What patients and families need to know
The Children's National Research Institute
Urea Cycle Disorders Brain Imaging Group
The neuroimaging studies we have performed as part of the Urea Cycle Disorders Consortium (UCDC) have focused on patients with Ornithine Transcarbamylase Deficiency (OTCD), an X-linked urea cycle disorder, and one of the rare inborn errors of metabolism. We are using advanced platforms in neuroimaging including volumetrics, DTI, fMRI, MRS and optical imaging, in a complementary way to gain insights into the timing and pathoetiology of disease and to identify biomarkers for diagnosis, disease severity and treatment.

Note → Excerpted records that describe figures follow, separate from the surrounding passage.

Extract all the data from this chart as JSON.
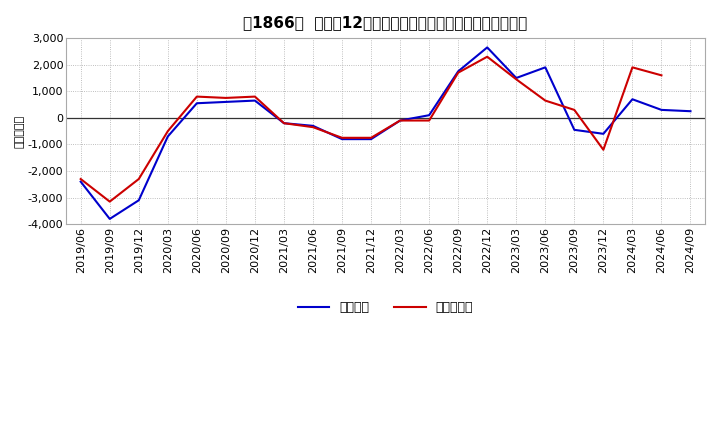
{
  "title_raw": "［1866］  利益の12か月移動合計の対前年同期増減額の推移",
  "ylabel": "（百万円）",
  "x_labels": [
    "2019/06",
    "2019/09",
    "2019/12",
    "2020/03",
    "2020/06",
    "2020/09",
    "2020/12",
    "2021/03",
    "2021/06",
    "2021/09",
    "2021/12",
    "2022/03",
    "2022/06",
    "2022/09",
    "2022/12",
    "2023/03",
    "2023/06",
    "2023/09",
    "2023/12",
    "2024/03",
    "2024/06",
    "2024/09"
  ],
  "keijo_rieki": [
    -2400,
    -3800,
    -3100,
    -700,
    550,
    600,
    650,
    -200,
    -300,
    -800,
    -800,
    -100,
    100,
    1750,
    2650,
    1500,
    1900,
    -450,
    -600,
    700,
    300,
    250
  ],
  "touki_junrieki": [
    -2300,
    -3150,
    -2300,
    -500,
    800,
    750,
    800,
    -200,
    -350,
    -750,
    -750,
    -100,
    -100,
    1700,
    2300,
    1450,
    650,
    300,
    -1200,
    1900,
    1600,
    null
  ],
  "line_color_blue": "#0000cc",
  "line_color_red": "#cc0000",
  "bg_color": "#ffffff",
  "plot_bg_color": "#ffffff",
  "grid_color": "#aaaaaa",
  "ylim": [
    -4000,
    3000
  ],
  "yticks": [
    -4000,
    -3000,
    -2000,
    -1000,
    0,
    1000,
    2000,
    3000
  ],
  "legend_labels": [
    "経常利益",
    "当期純利益"
  ],
  "title_fontsize": 11,
  "axis_fontsize": 8,
  "legend_fontsize": 9
}
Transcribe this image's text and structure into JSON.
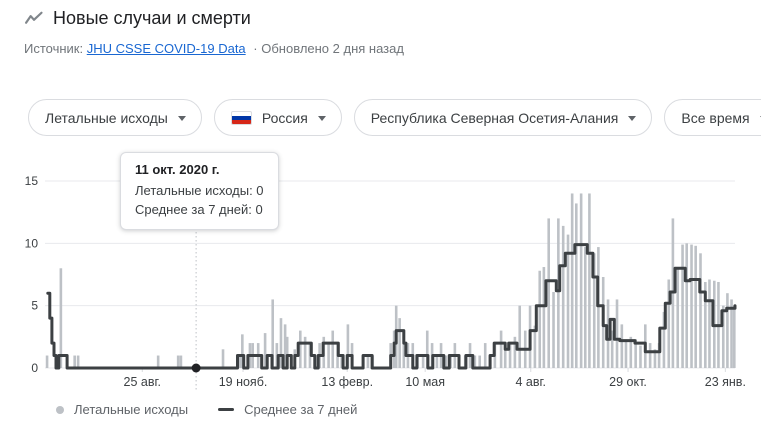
{
  "header": {
    "title": "Новые случаи и смерти",
    "icon": "trend-line-icon"
  },
  "source": {
    "prefix": "Источник:",
    "link_label": "JHU CSSE COVID-19 Data",
    "suffix": "· Обновлено 2 дня назад"
  },
  "filters": [
    {
      "label": "Летальные исходы"
    },
    {
      "label": "Россия",
      "flag": "russia-flag"
    },
    {
      "label": "Республика Северная Осетия-Алания"
    },
    {
      "label": "Все время"
    }
  ],
  "tooltip": {
    "date": "11 окт. 2020 г.",
    "rows": [
      "Летальные исходы: 0",
      "Среднее за 7 дней: 0"
    ]
  },
  "legend": [
    {
      "marker": "dot",
      "label": "Летальные исходы"
    },
    {
      "marker": "line",
      "label": "Среднее за 7 дней"
    }
  ],
  "colors": {
    "bar": "#bdc1c6",
    "line": "#3c4043",
    "grid": "#e8eaed",
    "tick": "#dadce0",
    "axis_text": "#3c4043",
    "dot": "#202124",
    "selection_line": "#bdc1c6",
    "link": "#1967d2",
    "muted_text": "#70757a"
  },
  "chart_data": {
    "type": "bar",
    "title": "Новые случаи и смерти — Летальные исходы, Республика Северная Осетия-Алания",
    "ylabel": "",
    "xlabel": "",
    "ylim": [
      0,
      15
    ],
    "y_ticks": [
      0,
      5,
      10,
      15
    ],
    "x_ticks": [
      {
        "pct": 14.1,
        "label": "25 авг."
      },
      {
        "pct": 28.7,
        "label": "19 нояб."
      },
      {
        "pct": 43.8,
        "label": "13 февр."
      },
      {
        "pct": 55.1,
        "label": "10 мая"
      },
      {
        "pct": 70.4,
        "label": "4 авг."
      },
      {
        "pct": 84.5,
        "label": "29 окт."
      },
      {
        "pct": 98.6,
        "label": "23 янв."
      }
    ],
    "selected_point": {
      "pct": 21.9,
      "value": 0,
      "date": "11 окт. 2020 г."
    },
    "series": [
      {
        "name": "Летальные исходы",
        "kind": "bar",
        "points": [
          [
            0.3,
            1
          ],
          [
            2.3,
            8
          ],
          [
            4.3,
            1
          ],
          [
            4.8,
            1
          ],
          [
            16.4,
            1
          ],
          [
            19.3,
            1
          ],
          [
            19.7,
            1
          ],
          [
            25.8,
            1.5
          ],
          [
            28.3,
            1
          ],
          [
            28.6,
            2.7
          ],
          [
            29.7,
            2
          ],
          [
            30.1,
            2
          ],
          [
            30.9,
            2
          ],
          [
            31.4,
            1
          ],
          [
            31.9,
            2.8
          ],
          [
            33.0,
            5.5
          ],
          [
            33.6,
            2
          ],
          [
            34.2,
            4
          ],
          [
            34.8,
            3.5
          ],
          [
            35.1,
            2.5
          ],
          [
            36.2,
            1.5
          ],
          [
            37.0,
            3
          ],
          [
            37.7,
            2.5
          ],
          [
            38.4,
            2
          ],
          [
            39.1,
            1
          ],
          [
            39.8,
            2
          ],
          [
            40.4,
            2.5
          ],
          [
            41.1,
            2
          ],
          [
            41.7,
            3
          ],
          [
            42.4,
            2
          ],
          [
            43.0,
            1
          ],
          [
            43.9,
            3.5
          ],
          [
            44.5,
            2
          ],
          [
            46.1,
            1
          ],
          [
            46.8,
            1
          ],
          [
            47.5,
            1
          ],
          [
            50.1,
            2
          ],
          [
            50.6,
            3
          ],
          [
            50.9,
            5
          ],
          [
            51.4,
            4
          ],
          [
            52.0,
            3
          ],
          [
            52.6,
            2
          ],
          [
            53.3,
            2
          ],
          [
            54.0,
            1
          ],
          [
            54.8,
            1
          ],
          [
            55.4,
            3
          ],
          [
            56.1,
            2
          ],
          [
            56.8,
            1
          ],
          [
            57.4,
            2
          ],
          [
            58.1,
            1
          ],
          [
            58.8,
            1
          ],
          [
            59.4,
            2
          ],
          [
            60.0,
            1
          ],
          [
            60.9,
            1
          ],
          [
            61.6,
            2
          ],
          [
            62.3,
            1
          ],
          [
            63.0,
            1
          ],
          [
            63.8,
            2
          ],
          [
            64.5,
            1
          ],
          [
            65.2,
            2
          ],
          [
            66.1,
            3
          ],
          [
            66.7,
            2
          ],
          [
            67.4,
            2
          ],
          [
            68.1,
            2.5
          ],
          [
            68.8,
            5
          ],
          [
            69.6,
            3
          ],
          [
            70.3,
            5
          ],
          [
            71.0,
            3.4
          ],
          [
            71.7,
            7.8
          ],
          [
            72.3,
            8.1
          ],
          [
            73.0,
            12
          ],
          [
            73.7,
            6.1
          ],
          [
            74.4,
            12
          ],
          [
            75.1,
            11.4
          ],
          [
            75.8,
            10.7
          ],
          [
            76.4,
            14
          ],
          [
            77.0,
            13.2
          ],
          [
            77.7,
            14
          ],
          [
            78.3,
            9.7
          ],
          [
            78.9,
            14
          ],
          [
            79.6,
            9.2
          ],
          [
            80.2,
            9.7
          ],
          [
            80.9,
            7.3
          ],
          [
            81.6,
            5.5
          ],
          [
            82.2,
            3
          ],
          [
            82.9,
            5.5
          ],
          [
            83.6,
            3.5
          ],
          [
            84.2,
            2.3
          ],
          [
            84.9,
            2.5
          ],
          [
            85.6,
            2.3
          ],
          [
            86.3,
            1.8
          ],
          [
            87.0,
            3.5
          ],
          [
            87.7,
            2
          ],
          [
            88.4,
            1.5
          ],
          [
            89.0,
            2
          ],
          [
            89.7,
            4.5
          ],
          [
            90.4,
            7.1
          ],
          [
            91.0,
            12
          ],
          [
            91.7,
            8
          ],
          [
            92.4,
            9.9
          ],
          [
            93.0,
            10
          ],
          [
            93.7,
            9.9
          ],
          [
            94.3,
            9.8
          ],
          [
            95.0,
            9.2
          ],
          [
            95.7,
            6.9
          ],
          [
            96.3,
            7.1
          ],
          [
            97.0,
            7
          ],
          [
            97.6,
            6.9
          ],
          [
            98.3,
            5
          ],
          [
            98.9,
            6
          ],
          [
            99.5,
            5.5
          ],
          [
            99.9,
            5
          ]
        ]
      },
      {
        "name": "Среднее за 7 дней",
        "kind": "step-line",
        "points": [
          [
            0.4,
            6
          ],
          [
            0.7,
            4
          ],
          [
            1.0,
            2
          ],
          [
            1.3,
            1
          ],
          [
            1.6,
            0
          ],
          [
            2.0,
            1
          ],
          [
            3.2,
            0
          ],
          [
            27.9,
            1
          ],
          [
            28.8,
            0
          ],
          [
            29.4,
            1
          ],
          [
            31.4,
            0
          ],
          [
            32.2,
            1
          ],
          [
            32.9,
            0
          ],
          [
            33.8,
            1
          ],
          [
            34.5,
            0
          ],
          [
            35.1,
            1
          ],
          [
            35.7,
            0
          ],
          [
            36.2,
            1
          ],
          [
            36.7,
            2
          ],
          [
            38.6,
            1
          ],
          [
            39.1,
            0
          ],
          [
            39.6,
            1
          ],
          [
            40.3,
            2
          ],
          [
            42.5,
            1
          ],
          [
            43.2,
            0
          ],
          [
            43.8,
            1
          ],
          [
            44.5,
            0
          ],
          [
            46.1,
            1
          ],
          [
            47.4,
            0
          ],
          [
            50.1,
            1
          ],
          [
            50.6,
            2
          ],
          [
            50.9,
            3
          ],
          [
            52.0,
            2
          ],
          [
            52.3,
            1
          ],
          [
            53.3,
            0
          ],
          [
            53.9,
            1
          ],
          [
            55.5,
            0
          ],
          [
            56.2,
            1
          ],
          [
            57.8,
            0
          ],
          [
            58.6,
            1
          ],
          [
            60.0,
            0
          ],
          [
            61.0,
            1
          ],
          [
            62.0,
            0
          ],
          [
            64.5,
            1
          ],
          [
            65.1,
            2
          ],
          [
            66.7,
            1.5
          ],
          [
            67.2,
            2
          ],
          [
            68.4,
            1.5
          ],
          [
            70.3,
            3
          ],
          [
            71.2,
            5
          ],
          [
            72.6,
            7
          ],
          [
            74.1,
            6.2
          ],
          [
            74.6,
            8.2
          ],
          [
            75.4,
            9.2
          ],
          [
            76.8,
            9.9
          ],
          [
            78.6,
            9.2
          ],
          [
            79.4,
            7.3
          ],
          [
            80.1,
            5
          ],
          [
            80.9,
            3.4
          ],
          [
            81.4,
            2.3
          ],
          [
            81.9,
            3.9
          ],
          [
            82.5,
            2.3
          ],
          [
            83.3,
            2.2
          ],
          [
            85.5,
            2
          ],
          [
            87.0,
            1.3
          ],
          [
            89.1,
            3.2
          ],
          [
            89.9,
            5.2
          ],
          [
            90.6,
            6.1
          ],
          [
            91.3,
            8
          ],
          [
            92.8,
            7
          ],
          [
            93.5,
            7.1
          ],
          [
            94.9,
            6.1
          ],
          [
            95.7,
            5.4
          ],
          [
            96.8,
            3.4
          ],
          [
            98.1,
            4.6
          ],
          [
            98.8,
            4.8
          ],
          [
            100,
            5
          ]
        ]
      }
    ]
  }
}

In OTCD, hyperammonemic episodes and alterations in cellular volume and neurotransmitters are believed to be at the core of the neurological injury. Our magnetic resonance imaging studies showed that even asymptomatic OTCD carrier females had elevated levels of glutamine (Gln) in several brain regions and related functional MRI abnormalities. Taken together, the data suggest that the pathology in OTCD may be largely secondary to ammonia and Gln accumulation while in more distal defects ASA and citrulline or their products may be neurotoxic.
These studies also showed that OTCD heterozygotes have an altered neurocognitive profile in an array of cognitive subdomains associated with changes in function of the prefrontal cortex (PFC), such as working memory, executive cognition and attention. Importantly, we have shown that these deficits exist even in patients with minimal or subclinical disease (ie “asymptomatic” heterozygotes), suggesting that subclinical injury may go unrecognized and untreated because routine and clinical assessments are inadequate and therefore underestimate the degree of this injury. These studies are important and indicate that imaging is more sensitive than clinical measures in establishing early patterns of injury. Current studies are focusing on development of less invasive and bedside imaging monitoring to characterize biomarkers of brain injury and recovery during Hyperammonemia.